Bu çekimde Suzuki Jimny ve Bu Bi Surf School’un dünyalarını ortak bir dilde birleştirdik. Amacımız yalnızca bir aracı bir sporun yanına yerleştirmek değildi. Hareketin kendisini merkez alarak bu iki farklı unsuru tek bir yaz ritminde buluşturmak istedik: Rüzgar, akıntı ve harekete geçme içgüdüsüyle şekillenen bir tempo.
Kıyı boyunca çekim yapmak planın her an değişmesine açıktı. Işık, dalga ve rüzgar yön verdikçe çekim akışı da dönüşüyordu. Ama değişmeyen bir şey vardı: enerji. Kompakt ve hazır bir duruşla Jimny sahneye girdi. Su üzerinde ise John Perez her rüzgar hamlesinde havalanmayı başardı. Kum ile su, motor ile yelken arasında ortak bir ruh netleşti.
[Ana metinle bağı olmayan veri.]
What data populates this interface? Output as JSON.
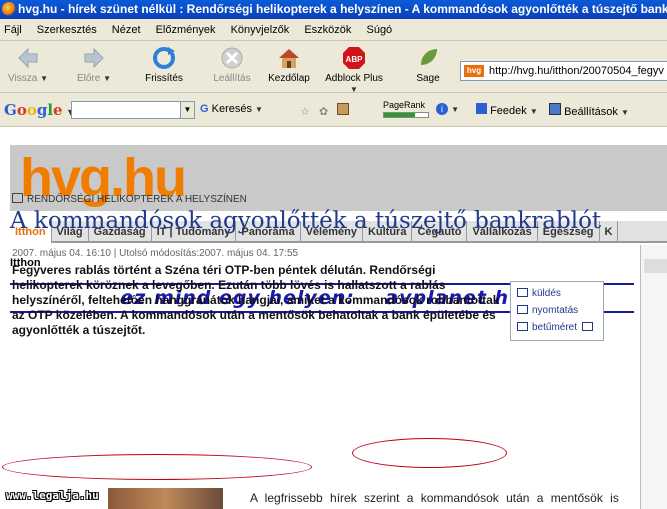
{
  "window": {
    "title": "hvg.hu - hírek szünet nélkül : Rendőrségi helikopterek a helyszínen - A kommandósok agyonlőtték a túszejtő bankrabl"
  },
  "menu": [
    "Fájl",
    "Szerkesztés",
    "Nézet",
    "Előzmények",
    "Könyvjelzők",
    "Eszközök",
    "Súgó"
  ],
  "toolbar": {
    "back": "Vissza",
    "forward": "Előre",
    "reload": "Frissítés",
    "stop": "Leállítás",
    "home": "Kezdőlap",
    "adblock": "Adblock Plus",
    "sage": "Sage",
    "url": "http://hvg.hu/itthon/20070504_fegyv"
  },
  "google_toolbar": {
    "logo": "Google",
    "search_label": "Keresés",
    "pagerank_label": "PageRank",
    "pagerank_fraction": 0.7,
    "feeds": "Feedek",
    "settings": "Beállítások"
  },
  "site": {
    "logo": "hvg.hu",
    "nav": [
      "Itthon",
      "Világ",
      "Gazdaság",
      "IT | Tudomány",
      "Panoráma",
      "Vélemény",
      "Kultúra",
      "Cégautó",
      "Vállalkozás",
      "Egészség",
      "K"
    ],
    "active_nav": "Itthon",
    "section": "Itthon",
    "banner": "ez mind egy helyen:    avplanet hu"
  },
  "article": {
    "kicker": "RENDŐRSÉGI HELIKOPTEREK A HELYSZÍNEN",
    "headline": "A kommandósok agyonlőtték a túszejtő bankrablót",
    "dateline": "2007. május 04. 16:10 | Utolsó módosítás:2007. május 04. 17:55",
    "lead": "Fegyveres rablás történt a Széna téri OTP-ben péntek délután. Rendőrségi helikopterek köröznek a levegőben. Ezután több lövés is hallatszott a rablás helyszínéről, feltehetően hanggránátok hangjai, amiket a kommandósok robbantottak az OTP közelében. A kommandósok után a mentősök behatoltak a bank épületébe és agyonlőtték a túszejtőt.",
    "tools": {
      "send": "küldés",
      "print": "nyomtatás",
      "fontsize": "betűméret"
    },
    "body_start": "A legfrissebb hírek szerint a kommandósok után a mentősök is"
  },
  "watermark": "www.legalja.hu",
  "colors": {
    "titlebar": "#0a4fc8",
    "chrome": "#ece9d8",
    "logo_orange": "#f07d00",
    "headline_blue": "#1f3a8a",
    "annotation_red": "#c0001a"
  }
}
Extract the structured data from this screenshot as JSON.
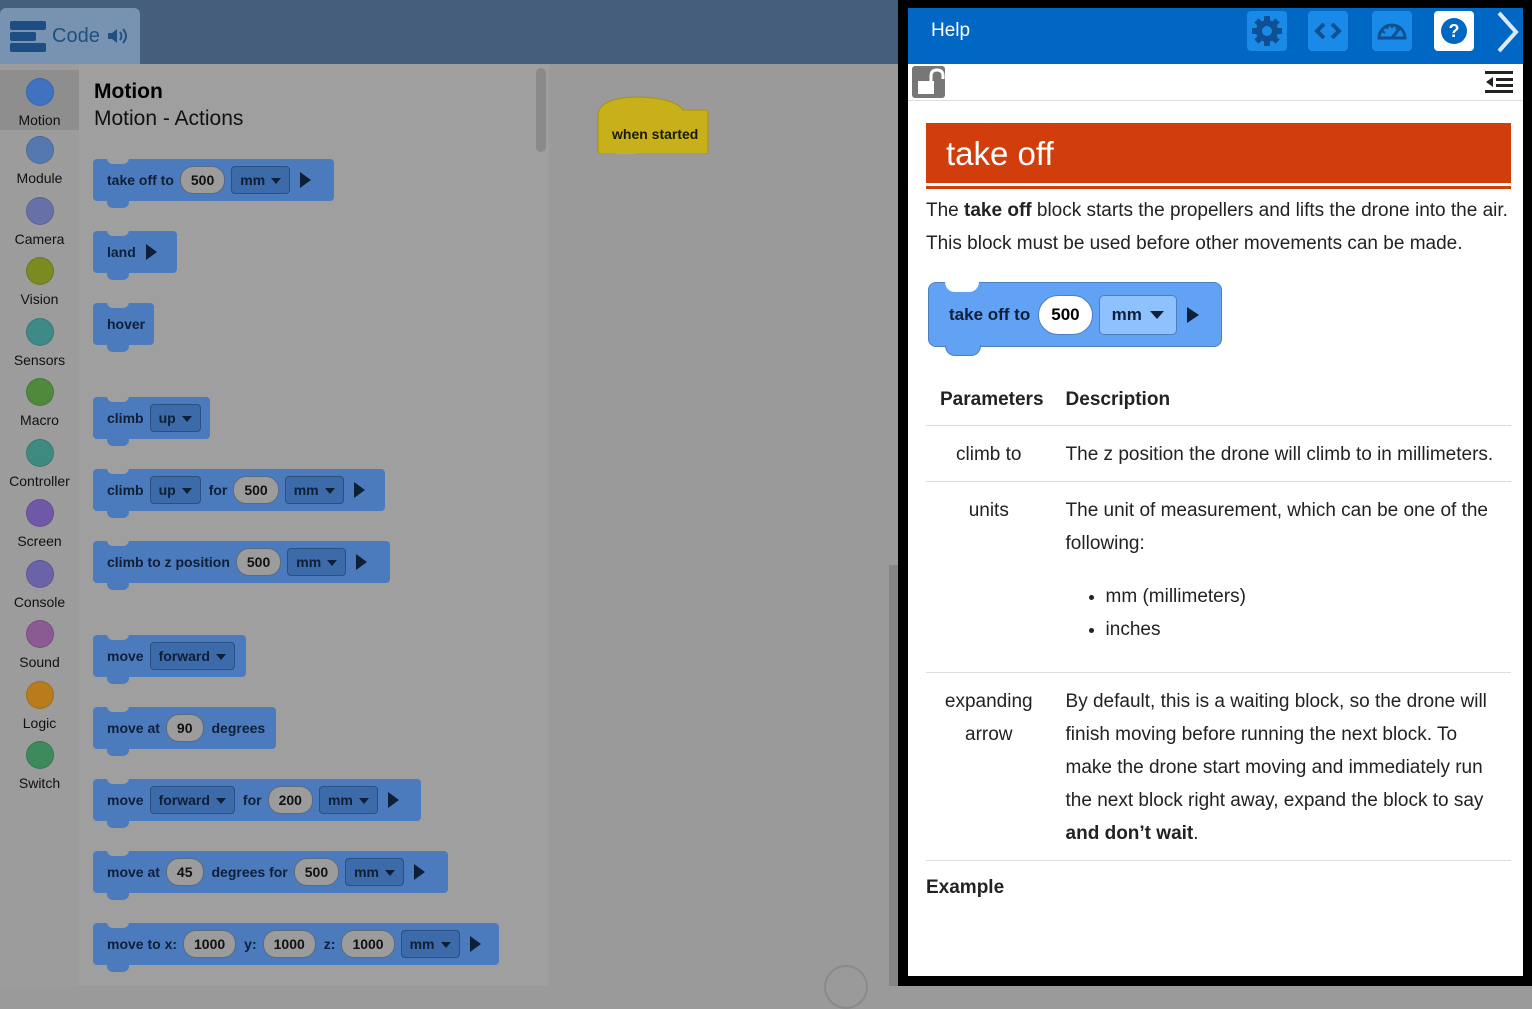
{
  "toolbar": {
    "tab_label": "Code"
  },
  "categories": [
    {
      "label": "Motion",
      "color": "#3f73c2"
    },
    {
      "label": "Module",
      "color": "#5578b0"
    },
    {
      "label": "Camera",
      "color": "#6771a8"
    },
    {
      "label": "Vision",
      "color": "#7c8a22"
    },
    {
      "label": "Sensors",
      "color": "#3e8a88"
    },
    {
      "label": "Macro",
      "color": "#4f8a3c"
    },
    {
      "label": "Controller",
      "color": "#3f8a80"
    },
    {
      "label": "Screen",
      "color": "#7058a8"
    },
    {
      "label": "Console",
      "color": "#6a63a8"
    },
    {
      "label": "Sound",
      "color": "#8a5a92"
    },
    {
      "label": "Logic",
      "color": "#b87d1a"
    },
    {
      "label": "Switch",
      "color": "#3e8a5c"
    }
  ],
  "flyout": {
    "title": "Motion",
    "subtitle": "Motion - Actions",
    "blocks": {
      "takeoff": {
        "t1": "take off to",
        "v1": "500",
        "d1": "mm"
      },
      "land": {
        "t1": "land"
      },
      "hover": {
        "t1": "hover"
      },
      "climb": {
        "t1": "climb",
        "d1": "up"
      },
      "climbfor": {
        "t1": "climb",
        "d1": "up",
        "t2": "for",
        "v1": "500",
        "d2": "mm"
      },
      "climbto": {
        "t1": "climb to z position",
        "v1": "500",
        "d1": "mm"
      },
      "move": {
        "t1": "move",
        "d1": "forward"
      },
      "moveat": {
        "t1": "move at",
        "v1": "90",
        "t2": "degrees"
      },
      "movefor": {
        "t1": "move",
        "d1": "forward",
        "t2": "for",
        "v1": "200",
        "d2": "mm"
      },
      "moveatfor": {
        "t1": "move at",
        "v1": "45",
        "t2": "degrees for",
        "v2": "500",
        "d1": "mm"
      },
      "moveto": {
        "t1": "move to x:",
        "v1": "1000",
        "t2": "y:",
        "v2": "1000",
        "t3": "z:",
        "v3": "1000",
        "d1": "mm"
      }
    }
  },
  "workspace": {
    "hat_label": "when started"
  },
  "help": {
    "header_title": "Help",
    "heading": "take off",
    "intro_pre": "The ",
    "intro_bold": "take off",
    "intro_post": " block starts the propellers and lifts the drone into the air. This block must be used before other movements can be made.",
    "example_block": {
      "t1": "take off to",
      "v1": "500",
      "d1": "mm"
    },
    "table_headers": {
      "param": "Parameters",
      "desc": "Description"
    },
    "rows": {
      "climb": {
        "param": "climb to",
        "desc": "The z position the drone will climb to in millimeters."
      },
      "units": {
        "param": "units",
        "desc": "The unit of measurement, which can be one of the following:",
        "opt1": "mm (millimeters)",
        "opt2": "inches"
      },
      "expanding": {
        "param": "expanding arrow",
        "desc_pre": "By default, this is a waiting block, so the drone will finish moving before running the next block. To make the drone start moving and immediately run the next block right away, expand the block to say ",
        "desc_bold": "and don’t wait",
        "desc_post": "."
      }
    },
    "next_heading": "Example"
  }
}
Görsel dili tek bir tona oturtmaya özen gösterdik. Otomobilin gücüyle sörfün özgürlüğü yarışmak yerine aynı hikâyenin katmanlarına dönüştü. Serin su tonları, canlı gövde rengi ve tuz, kum, lastik izlerinin doğal dokusu bu birleşimi tamamladı. Hızlı kesitler adrenalin anlarına alan açtı. Geniş planlar ise sakinliğe yer bıraktı. İkisi de bu hikâyeye ait olmalıydı.
Bu hikâyenin merkezinde erişilebilir bir macera duygusu var. Rüzgarın peşinden giderken arabanı suya birkaç adım kala park edebiliyor ve doğrudan dalgaların içine karışabiliyorsun. Yol ile deniz arasındaki geçiş keskin değil, doğal bir akış gibi.
Bu sadece bir iş birliği değil, yaz hayatının iki parçasının doğal bir kesişimiydi. Görüntüye yansıyan şey yalnızca bu iki öğenin bir arada nasıl göründüğü değil, birlikte nasıl hareket ettikleri. Ve o hareketin içinde yazın ritmini yakaladık.